The "--ensemble_step" argument refers to the size of the set of saliency thresholds used for attack detection. The maximum size of the set in the code is 100, which corresponds to a step of 1 (hence these parameters should be in the range 1-100). Thus, a step 5 corresponds to the default 20 threshold set in the paper.

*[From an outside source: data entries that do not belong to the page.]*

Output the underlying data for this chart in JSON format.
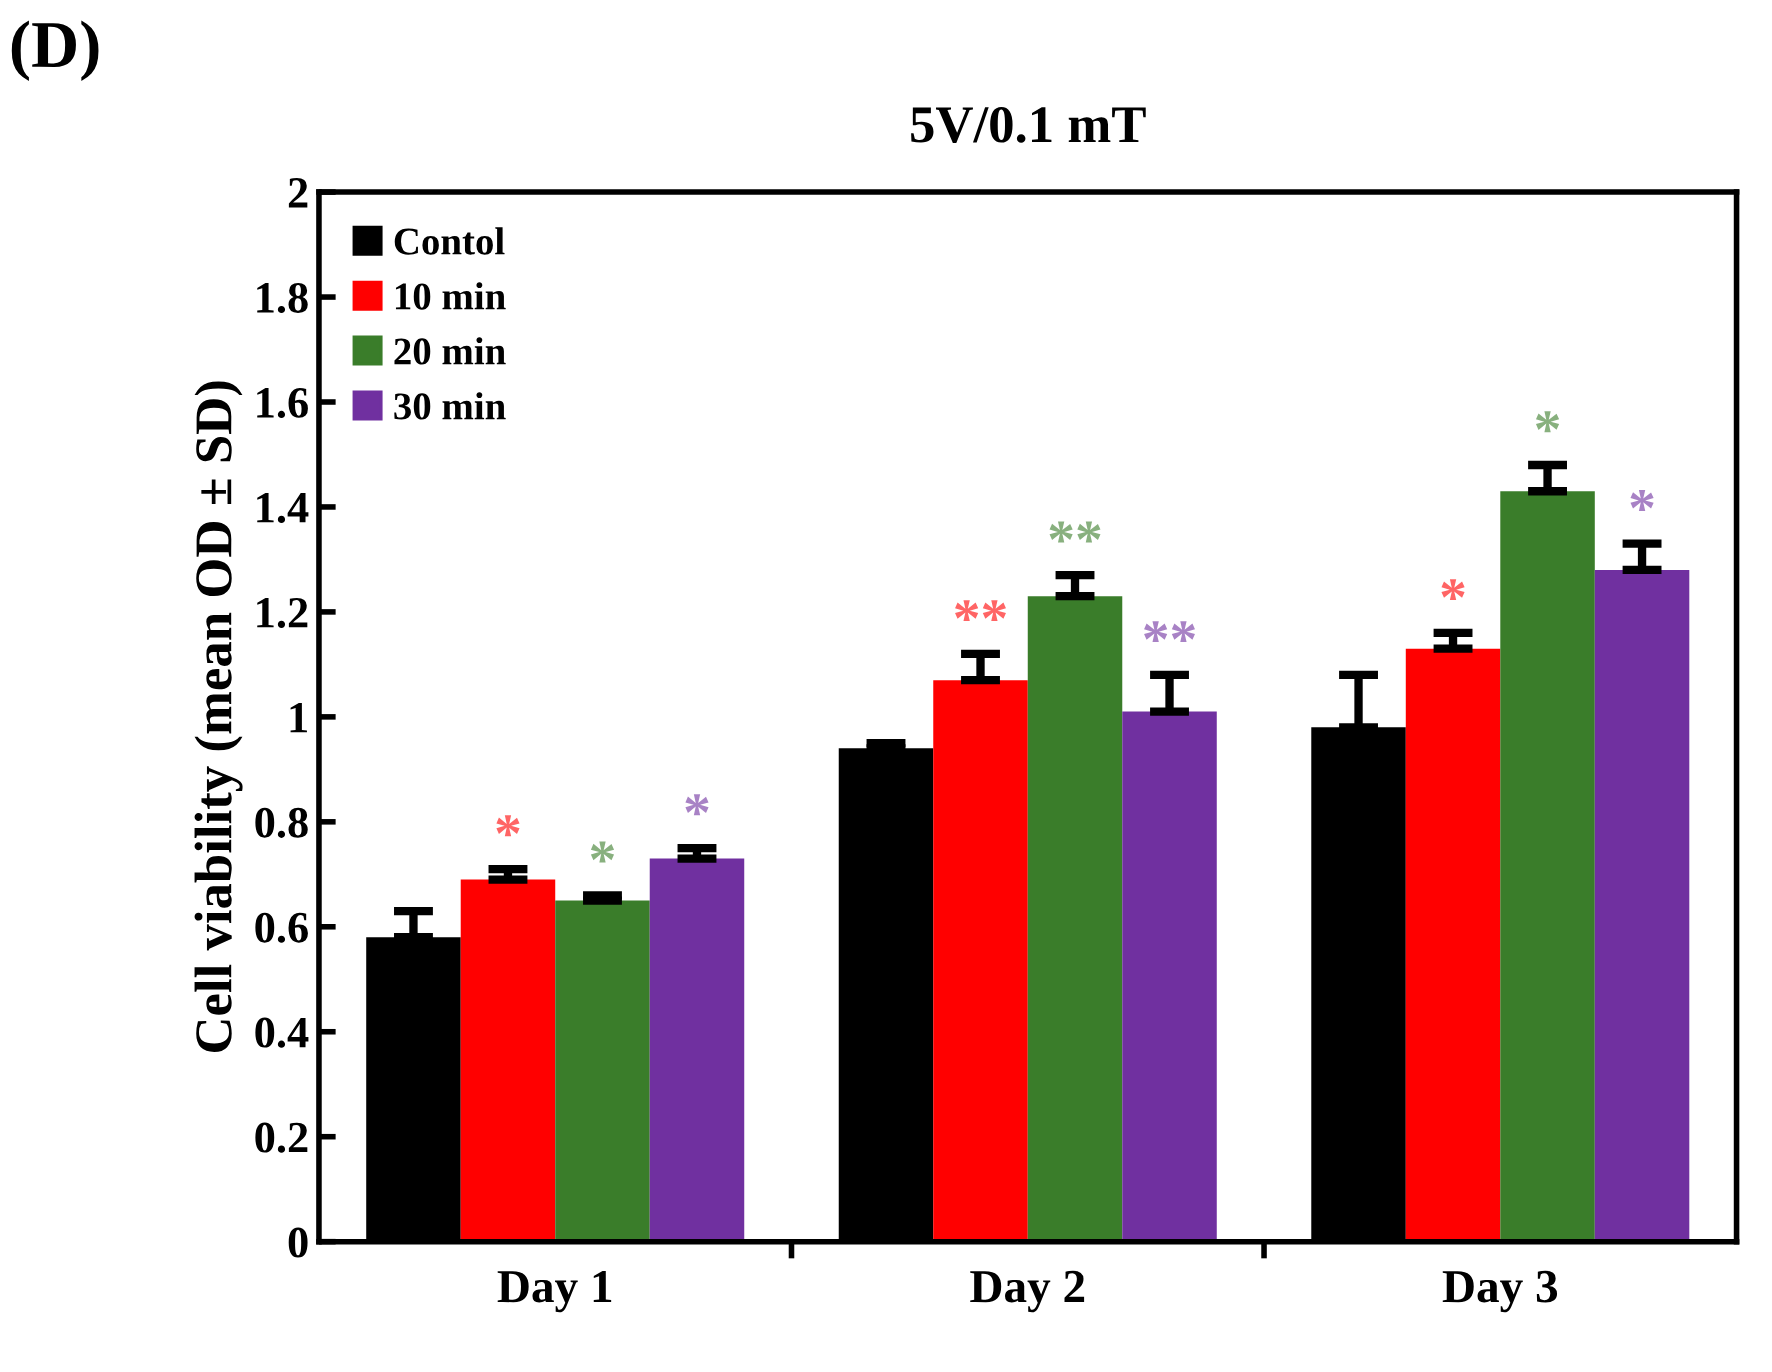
{
  "chart_data": {
    "type": "bar",
    "title": "5V/0.1 mT",
    "ylabel": "Cell viability (mean OD ± SD)",
    "annotations": [
      "(D)"
    ],
    "categories": [
      "Day 1",
      "Day 2",
      "Day 3"
    ],
    "series": [
      {
        "name": "Contol",
        "color": "#000000",
        "values": [
          0.58,
          0.94,
          0.98
        ],
        "errors": [
          [
            0.58,
            0.63
          ],
          [
            0.94,
            0.95
          ],
          [
            0.98,
            1.08
          ]
        ],
        "value_labels": [
          null,
          null,
          null
        ]
      },
      {
        "name": "10 min",
        "color": "#ff0000",
        "values": [
          0.69,
          1.07,
          1.13
        ],
        "errors": [
          [
            0.69,
            0.71
          ],
          [
            1.07,
            1.12
          ],
          [
            1.13,
            1.16
          ]
        ],
        "value_labels": [
          "*",
          "**",
          "*"
        ]
      },
      {
        "name": "20 min",
        "color": "#3a7d2a",
        "values": [
          0.65,
          1.23,
          1.43
        ],
        "errors": [
          [
            0.65,
            0.66
          ],
          [
            1.23,
            1.27
          ],
          [
            1.43,
            1.48
          ]
        ],
        "value_labels": [
          "*",
          "**",
          "*"
        ]
      },
      {
        "name": "30 min",
        "color": "#7030a0",
        "values": [
          0.73,
          1.01,
          1.28
        ],
        "errors": [
          [
            0.73,
            0.75
          ],
          [
            1.01,
            1.08
          ],
          [
            1.28,
            1.33
          ]
        ],
        "value_labels": [
          "*",
          "**",
          "*"
        ]
      }
    ],
    "ylim": [
      0,
      2
    ],
    "yticks": [
      0,
      0.2,
      0.4,
      0.6,
      0.8,
      1,
      1.2,
      1.4,
      1.6,
      1.8,
      2
    ],
    "grid": false,
    "legend": "top left"
  }
}
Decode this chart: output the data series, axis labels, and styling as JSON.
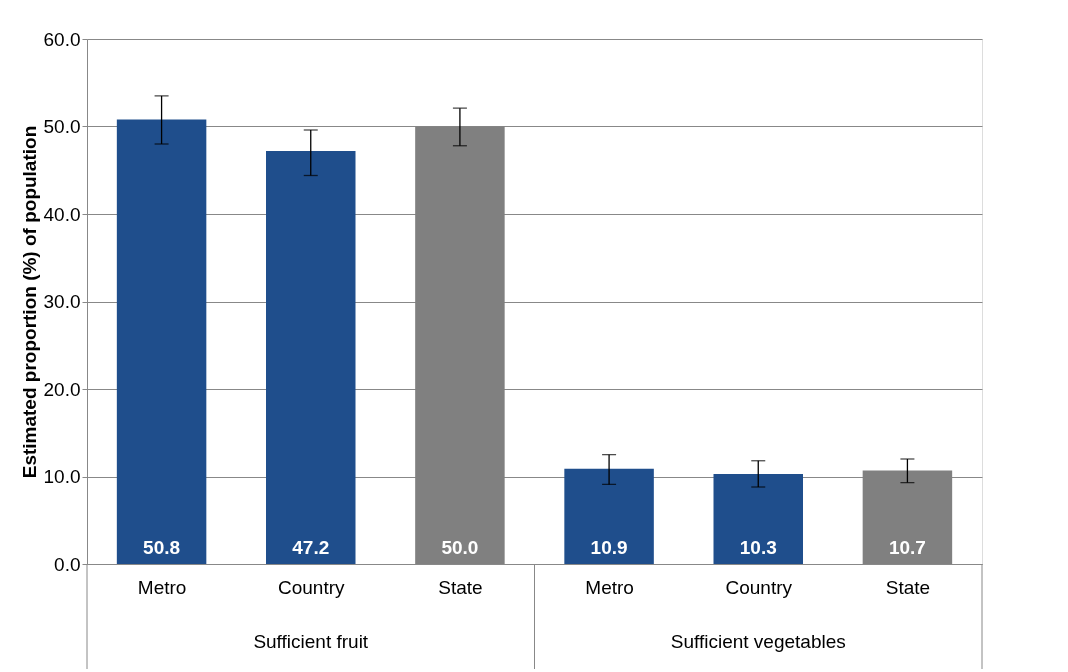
{
  "chart_data": {
    "type": "bar",
    "ylabel": "Estimated proportion (%) of population",
    "categories": [
      "Metro",
      "Country",
      "State",
      "Metro",
      "Country",
      "State"
    ],
    "values": [
      50.8,
      47.2,
      50.0,
      10.9,
      10.3,
      10.7
    ],
    "colors": [
      "#1f4e8c",
      "#1f4e8c",
      "#808080",
      "#1f4e8c",
      "#1f4e8c",
      "#808080"
    ],
    "errors": [
      [
        48.0,
        53.5
      ],
      [
        44.4,
        49.6
      ],
      [
        47.8,
        52.1
      ],
      [
        9.1,
        12.5
      ],
      [
        8.8,
        11.8
      ],
      [
        9.3,
        12.0
      ]
    ],
    "ylim": [
      0,
      60
    ],
    "yticks": [
      {
        "value": 0,
        "label": "0.0"
      },
      {
        "value": 10,
        "label": "10.0"
      },
      {
        "value": 20,
        "label": "20.0"
      },
      {
        "value": 30,
        "label": "30.0"
      },
      {
        "value": 40,
        "label": "40.0"
      },
      {
        "value": 50,
        "label": "50.0"
      },
      {
        "value": 60,
        "label": "60.0"
      }
    ],
    "grid": "y",
    "value_labels": [
      "50.8",
      "47.2",
      "50.0",
      "10.9",
      "10.3",
      "10.7"
    ],
    "annotations": [
      "Sufficient fruit",
      "Sufficient vegetables"
    ]
  }
}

To use, e.g., a set of size 50 run:
python spann.py --imgdir data/inria/clean --patch_imgdir data/inria/1p --dataset inria --det_net_path checkpoints/final_detection/2dcnn_raw_inria_2_atk_det.pth --det_net 2dcnn_raw --ensemble_step 2 --effective_files effective_1p.npy --n_patches 1
Note that the "ensemble_step" determines the size of the ensmeble used for detection, and thus it also indicates which saved weightfile must be used on the attack detector AD. The weightfile of AD will also depend on the dataset/task, for example, to run the SpaNN configuration from the command above on ImageNet, for attacks with four patches:
python spann.py --imgdir data/imagenet/clean --patch_imgdir data/imagenet/4p --dataset imagenet --det_net_path checkpoints/final_classification/2dcnn_raw_imagenet_10_atk_det.pth --det_net 2dcnn_raw --ensemble_step 10 --effective_files effective_4p.npy --n_patches 4
Refer to spann.py for further customization options.

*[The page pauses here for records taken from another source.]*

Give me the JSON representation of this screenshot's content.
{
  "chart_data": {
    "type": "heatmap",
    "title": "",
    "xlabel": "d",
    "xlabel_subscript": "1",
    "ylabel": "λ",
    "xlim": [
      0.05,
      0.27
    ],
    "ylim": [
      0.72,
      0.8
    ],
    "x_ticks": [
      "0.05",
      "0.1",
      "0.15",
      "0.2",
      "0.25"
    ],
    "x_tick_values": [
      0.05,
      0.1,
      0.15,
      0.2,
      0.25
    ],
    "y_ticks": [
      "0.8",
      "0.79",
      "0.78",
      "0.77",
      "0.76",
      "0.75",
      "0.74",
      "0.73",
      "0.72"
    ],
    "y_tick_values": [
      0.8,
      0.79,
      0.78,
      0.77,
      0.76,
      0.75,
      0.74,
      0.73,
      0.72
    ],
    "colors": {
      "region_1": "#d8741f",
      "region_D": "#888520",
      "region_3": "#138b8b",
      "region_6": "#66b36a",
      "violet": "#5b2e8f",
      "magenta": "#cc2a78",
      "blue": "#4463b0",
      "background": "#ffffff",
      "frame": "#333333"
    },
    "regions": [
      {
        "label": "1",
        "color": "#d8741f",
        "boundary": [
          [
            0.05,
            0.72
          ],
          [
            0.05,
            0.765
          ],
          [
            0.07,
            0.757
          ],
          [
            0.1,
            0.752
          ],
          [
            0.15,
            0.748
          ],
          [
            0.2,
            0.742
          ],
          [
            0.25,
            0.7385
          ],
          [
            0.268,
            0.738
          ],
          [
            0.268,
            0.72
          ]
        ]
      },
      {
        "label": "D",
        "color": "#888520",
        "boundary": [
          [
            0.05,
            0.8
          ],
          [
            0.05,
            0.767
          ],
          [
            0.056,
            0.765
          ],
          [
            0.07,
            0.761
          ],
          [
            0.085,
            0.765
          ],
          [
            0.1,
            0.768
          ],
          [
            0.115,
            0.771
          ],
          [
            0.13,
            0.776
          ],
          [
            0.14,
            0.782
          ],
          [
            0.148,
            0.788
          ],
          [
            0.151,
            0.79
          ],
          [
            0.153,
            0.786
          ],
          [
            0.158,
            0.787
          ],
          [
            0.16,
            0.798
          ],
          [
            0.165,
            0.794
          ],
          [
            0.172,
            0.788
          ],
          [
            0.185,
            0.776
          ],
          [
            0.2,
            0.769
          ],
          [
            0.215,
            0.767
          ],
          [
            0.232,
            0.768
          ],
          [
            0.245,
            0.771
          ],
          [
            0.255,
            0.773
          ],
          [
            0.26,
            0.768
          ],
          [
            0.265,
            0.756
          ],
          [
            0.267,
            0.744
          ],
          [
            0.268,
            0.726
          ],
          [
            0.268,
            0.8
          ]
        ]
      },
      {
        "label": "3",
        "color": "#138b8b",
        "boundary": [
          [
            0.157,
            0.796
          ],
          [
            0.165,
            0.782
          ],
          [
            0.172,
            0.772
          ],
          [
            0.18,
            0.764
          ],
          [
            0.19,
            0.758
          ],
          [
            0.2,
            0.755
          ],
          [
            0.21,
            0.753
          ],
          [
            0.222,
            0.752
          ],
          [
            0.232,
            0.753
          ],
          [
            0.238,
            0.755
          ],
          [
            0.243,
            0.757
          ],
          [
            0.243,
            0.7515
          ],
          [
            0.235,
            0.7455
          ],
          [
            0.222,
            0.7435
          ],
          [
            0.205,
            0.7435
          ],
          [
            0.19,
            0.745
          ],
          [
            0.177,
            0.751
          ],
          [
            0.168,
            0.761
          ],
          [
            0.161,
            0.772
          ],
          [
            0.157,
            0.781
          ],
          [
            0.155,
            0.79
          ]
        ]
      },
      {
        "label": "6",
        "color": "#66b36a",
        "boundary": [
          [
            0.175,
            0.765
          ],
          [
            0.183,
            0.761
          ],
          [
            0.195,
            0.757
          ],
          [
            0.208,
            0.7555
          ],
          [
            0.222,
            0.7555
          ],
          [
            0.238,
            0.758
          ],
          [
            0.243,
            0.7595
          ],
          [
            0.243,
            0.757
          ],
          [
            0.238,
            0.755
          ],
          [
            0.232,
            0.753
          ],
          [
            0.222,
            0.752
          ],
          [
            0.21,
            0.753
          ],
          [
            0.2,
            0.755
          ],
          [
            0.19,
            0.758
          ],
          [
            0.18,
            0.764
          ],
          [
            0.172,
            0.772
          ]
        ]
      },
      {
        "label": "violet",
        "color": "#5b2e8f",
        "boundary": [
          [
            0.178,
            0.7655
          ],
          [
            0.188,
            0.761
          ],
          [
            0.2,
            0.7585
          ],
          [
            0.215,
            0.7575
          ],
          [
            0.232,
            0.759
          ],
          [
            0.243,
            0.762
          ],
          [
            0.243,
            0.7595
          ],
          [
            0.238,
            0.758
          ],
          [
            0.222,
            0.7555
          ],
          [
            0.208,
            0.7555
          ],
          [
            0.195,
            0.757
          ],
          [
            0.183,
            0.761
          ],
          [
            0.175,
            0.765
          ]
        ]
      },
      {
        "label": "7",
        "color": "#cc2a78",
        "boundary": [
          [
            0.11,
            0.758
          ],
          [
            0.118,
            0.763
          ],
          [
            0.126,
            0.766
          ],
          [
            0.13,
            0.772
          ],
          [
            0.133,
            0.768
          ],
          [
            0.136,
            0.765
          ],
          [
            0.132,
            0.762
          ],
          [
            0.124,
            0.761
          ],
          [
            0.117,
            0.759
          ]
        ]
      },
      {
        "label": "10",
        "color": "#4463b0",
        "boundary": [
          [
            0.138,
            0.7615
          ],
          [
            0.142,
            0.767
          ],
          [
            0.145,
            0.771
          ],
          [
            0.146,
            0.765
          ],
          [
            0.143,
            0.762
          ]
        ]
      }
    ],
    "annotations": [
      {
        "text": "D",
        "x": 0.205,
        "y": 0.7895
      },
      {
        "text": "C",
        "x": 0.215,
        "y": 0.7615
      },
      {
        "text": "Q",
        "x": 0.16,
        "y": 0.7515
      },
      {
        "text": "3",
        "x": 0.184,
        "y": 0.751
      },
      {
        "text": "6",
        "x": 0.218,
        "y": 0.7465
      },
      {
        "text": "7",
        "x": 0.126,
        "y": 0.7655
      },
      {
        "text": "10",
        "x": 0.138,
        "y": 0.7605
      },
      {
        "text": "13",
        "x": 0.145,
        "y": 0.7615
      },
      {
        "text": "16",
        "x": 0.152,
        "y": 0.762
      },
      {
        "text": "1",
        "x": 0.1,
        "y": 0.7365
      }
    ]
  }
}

The weights for all trained instances of AD are available in this repository, however to further we also provide the training set feature maps we used to train AD (except the ones corresponding to Pascal VOC due to file size).

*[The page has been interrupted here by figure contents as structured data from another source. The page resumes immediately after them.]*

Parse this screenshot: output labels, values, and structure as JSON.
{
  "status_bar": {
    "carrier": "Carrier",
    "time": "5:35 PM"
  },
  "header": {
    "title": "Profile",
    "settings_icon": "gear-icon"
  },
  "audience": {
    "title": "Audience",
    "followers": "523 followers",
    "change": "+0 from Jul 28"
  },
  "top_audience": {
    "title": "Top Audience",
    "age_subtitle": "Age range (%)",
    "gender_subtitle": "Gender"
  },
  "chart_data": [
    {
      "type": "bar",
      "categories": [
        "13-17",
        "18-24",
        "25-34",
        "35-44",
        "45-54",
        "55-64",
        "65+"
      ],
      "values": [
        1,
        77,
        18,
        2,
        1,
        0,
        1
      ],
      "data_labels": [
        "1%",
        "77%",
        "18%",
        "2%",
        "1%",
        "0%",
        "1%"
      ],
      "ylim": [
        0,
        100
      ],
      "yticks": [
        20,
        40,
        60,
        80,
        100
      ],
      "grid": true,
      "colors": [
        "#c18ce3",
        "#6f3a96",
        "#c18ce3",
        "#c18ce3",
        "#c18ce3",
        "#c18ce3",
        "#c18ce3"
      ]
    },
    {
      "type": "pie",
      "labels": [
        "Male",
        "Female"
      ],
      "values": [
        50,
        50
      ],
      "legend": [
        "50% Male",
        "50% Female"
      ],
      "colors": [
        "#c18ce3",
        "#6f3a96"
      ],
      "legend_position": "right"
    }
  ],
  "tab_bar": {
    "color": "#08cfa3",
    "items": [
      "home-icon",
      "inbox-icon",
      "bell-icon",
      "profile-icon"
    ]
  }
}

Example commands to train AD using the default ensemble size of 20 and are presented below:
Train AD for INRIA (YOLOv2 victim model):
python train_attack_detector.py --feature_maps net_train_data/inria/1p_train_fms.npy --adv_feature_maps net_train_data/inria/1p_train_pfms.npy
Train AD for ImageNet (ResNet-50 victim model):
python train_attack_detector.py --feature_maps net_train_data/imagenet/1p_train_fms.npy --adv_feature_maps net_train_data/imagenet/1p_train_pfms.npy
Train AD for CIFAR-10 (ResNet-50 victim model):
python train_attack_detector.py --feature_maps net_train_data/cifar/1p_train_fms.npy --adv_feature_maps net_train_data/cifar/1p_train_pfms.npy
Weights will be saved to the checkpoints folder.